Concentration monitoring and dose optimization for infliximab in Crohn's Disease patients: a machine learning-based covariate ensemble model

Yuewen ChenShoutian ZhangSi ChenShaojun JiangShuifang ZhouJing LiuZhoujie LiuRongfang LinJianwen Xu^*

• First Affiliated Hospital of Fujian Medical University, Fuzhou, China

Background: Trough concentrations of Infliximab (IFX) was associated with its efficacy and toxicity. However, traditional therapeutic drug monitoring often results in suboptimal outcomes because dose adjustments are delayed.

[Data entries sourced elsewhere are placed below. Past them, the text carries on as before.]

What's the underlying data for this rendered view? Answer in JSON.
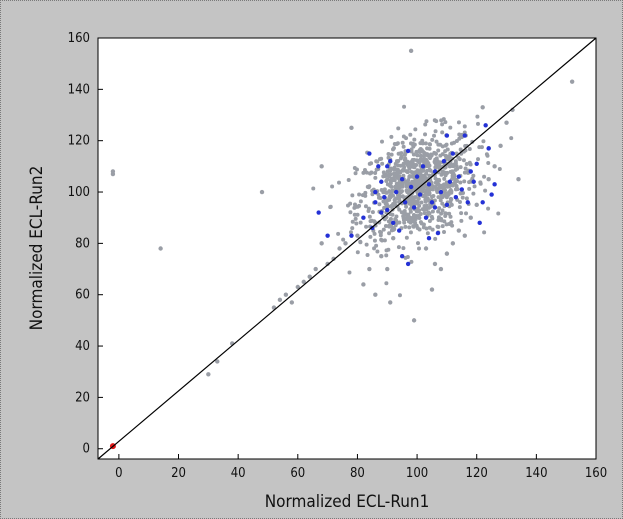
{
  "chart_data": {
    "type": "scatter",
    "title": "",
    "xlabel": "Normalized  ECL-Run1",
    "ylabel": "Normalized  ECL-Run2",
    "xlim": [
      -7,
      160
    ],
    "ylim": [
      -4,
      160
    ],
    "xticks": [
      "0",
      "20",
      "40",
      "60",
      "80",
      "100",
      "120",
      "140",
      "160"
    ],
    "yticks": [
      "0",
      "20",
      "40",
      "60",
      "80",
      "100",
      "120",
      "140",
      "160"
    ],
    "grid": false,
    "reference_line": {
      "from": [
        -7,
        -4
      ],
      "to": [
        160,
        160
      ],
      "color": "#000000"
    },
    "series": [
      {
        "color": "#9a9ea6",
        "description_points": "dense cloud centered near (100,100)",
        "points": [
          [
            -2,
            108
          ],
          [
            -2,
            107
          ],
          [
            14,
            78
          ],
          [
            30,
            29
          ],
          [
            33,
            34
          ],
          [
            38,
            41
          ],
          [
            48,
            100
          ],
          [
            52,
            55
          ],
          [
            54,
            58
          ],
          [
            56,
            60
          ],
          [
            58,
            57
          ],
          [
            60,
            63
          ],
          [
            62,
            65
          ],
          [
            64,
            67
          ],
          [
            66,
            70
          ],
          [
            68,
            80
          ],
          [
            68,
            110
          ],
          [
            70,
            72
          ],
          [
            72,
            74
          ],
          [
            74,
            78
          ],
          [
            76,
            80
          ],
          [
            78,
            125
          ],
          [
            80,
            83
          ],
          [
            82,
            64
          ],
          [
            84,
            70
          ],
          [
            86,
            60
          ],
          [
            88,
            75
          ],
          [
            90,
            70
          ],
          [
            91,
            57
          ],
          [
            92,
            82
          ],
          [
            98,
            155
          ],
          [
            99,
            50
          ],
          [
            103,
            78
          ],
          [
            105,
            62
          ],
          [
            106,
            72
          ],
          [
            108,
            70
          ],
          [
            110,
            76
          ],
          [
            112,
            80
          ],
          [
            114,
            85
          ],
          [
            116,
            83
          ],
          [
            118,
            90
          ],
          [
            120,
            95
          ],
          [
            122,
            133
          ],
          [
            124,
            105
          ],
          [
            126,
            110
          ],
          [
            128,
            118
          ],
          [
            130,
            127
          ],
          [
            132,
            132
          ],
          [
            134,
            105
          ],
          [
            152,
            143
          ]
        ],
        "cluster": {
          "center": [
            100,
            102
          ],
          "spread": [
            10,
            10
          ],
          "count": 900
        }
      },
      {
        "color": "#2431d6",
        "points": [
          [
            67,
            92
          ],
          [
            70,
            83
          ],
          [
            78,
            83
          ],
          [
            82,
            90
          ],
          [
            84,
            115
          ],
          [
            85,
            86
          ],
          [
            86,
            96
          ],
          [
            87,
            110
          ],
          [
            88,
            104
          ],
          [
            89,
            98
          ],
          [
            90,
            93
          ],
          [
            91,
            112
          ],
          [
            92,
            88
          ],
          [
            93,
            100
          ],
          [
            94,
            85
          ],
          [
            95,
            105
          ],
          [
            96,
            96
          ],
          [
            97,
            116
          ],
          [
            98,
            102
          ],
          [
            99,
            94
          ],
          [
            100,
            106
          ],
          [
            101,
            99
          ],
          [
            102,
            110
          ],
          [
            103,
            90
          ],
          [
            104,
            103
          ],
          [
            105,
            96
          ],
          [
            106,
            108
          ],
          [
            107,
            84
          ],
          [
            108,
            100
          ],
          [
            109,
            112
          ],
          [
            110,
            95
          ],
          [
            111,
            104
          ],
          [
            112,
            115
          ],
          [
            113,
            98
          ],
          [
            114,
            106
          ],
          [
            115,
            101
          ],
          [
            116,
            122
          ],
          [
            117,
            96
          ],
          [
            118,
            108
          ],
          [
            119,
            104
          ],
          [
            120,
            111
          ],
          [
            121,
            88
          ],
          [
            122,
            96
          ],
          [
            123,
            126
          ],
          [
            124,
            117
          ],
          [
            125,
            99
          ],
          [
            126,
            103
          ],
          [
            95,
            75
          ],
          [
            97,
            72
          ],
          [
            88,
            92
          ],
          [
            86,
            100
          ],
          [
            90,
            110
          ],
          [
            110,
            122
          ],
          [
            106,
            94
          ],
          [
            104,
            82
          ]
        ]
      },
      {
        "color": "#e01818",
        "points": [
          [
            -2,
            1
          ]
        ]
      }
    ]
  }
}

We aimed to develop and validate a machine learning (ML) framework to enable real-time trough concentration prediction (pre-infusion point-of-care prediction) and individualized dosing for Crohn's disease (CD) patients. Methods: Leveraging data from a retrospective cohort of 274 Chinese CD patients (460 samples), we dichotomized outcomes based on an IFX trough concentration threshold (≥3 μg/mL). After a systematic evaluation of nine nonlinear ML algorithms, we identified four optimal predictive models. These were subsequently integrated into a soft-voting ensemble classifier to improve predictive performance for individualized IFX monitoring. SHAP analysis was employed to identify key predictors, followed by prospective external validation of dose adjustment strategies. Results: The ensemble model showed optimal discrimination on the test set (AUC=0.829, accuracy=0.826, sensitivity=0.778, specificity=0.846, F1 score=0.724) and maintained robust clinical net benefits within a threshold range of 0.48 to 0.62. Five-fold cross-validation confirmed model stability (AUC=0.850±0.049), and the external validation further demonstrated strong generalizability (AUC=0.800). SHAP analysis revealed anti-drug antibodies (ADA, 22.8%) and fibrinogen (Fg, 21.4%) as dominant covariates, followed by IFX dose (8.2%). Compared to traditional empirical dosing regimens, the model recommends a more cautious strategy that prioritizes the minimum effective dose to ensure concentrations within the therapeutic window. Conclusion: We developed and validated an interpretable ensemble model that can dynamically monitor drug concentrations and optimize personalized dosing of IFX therapy in CD patients, demonstrating the potential of an ML-based approach to enhance treatment efficacy and safety.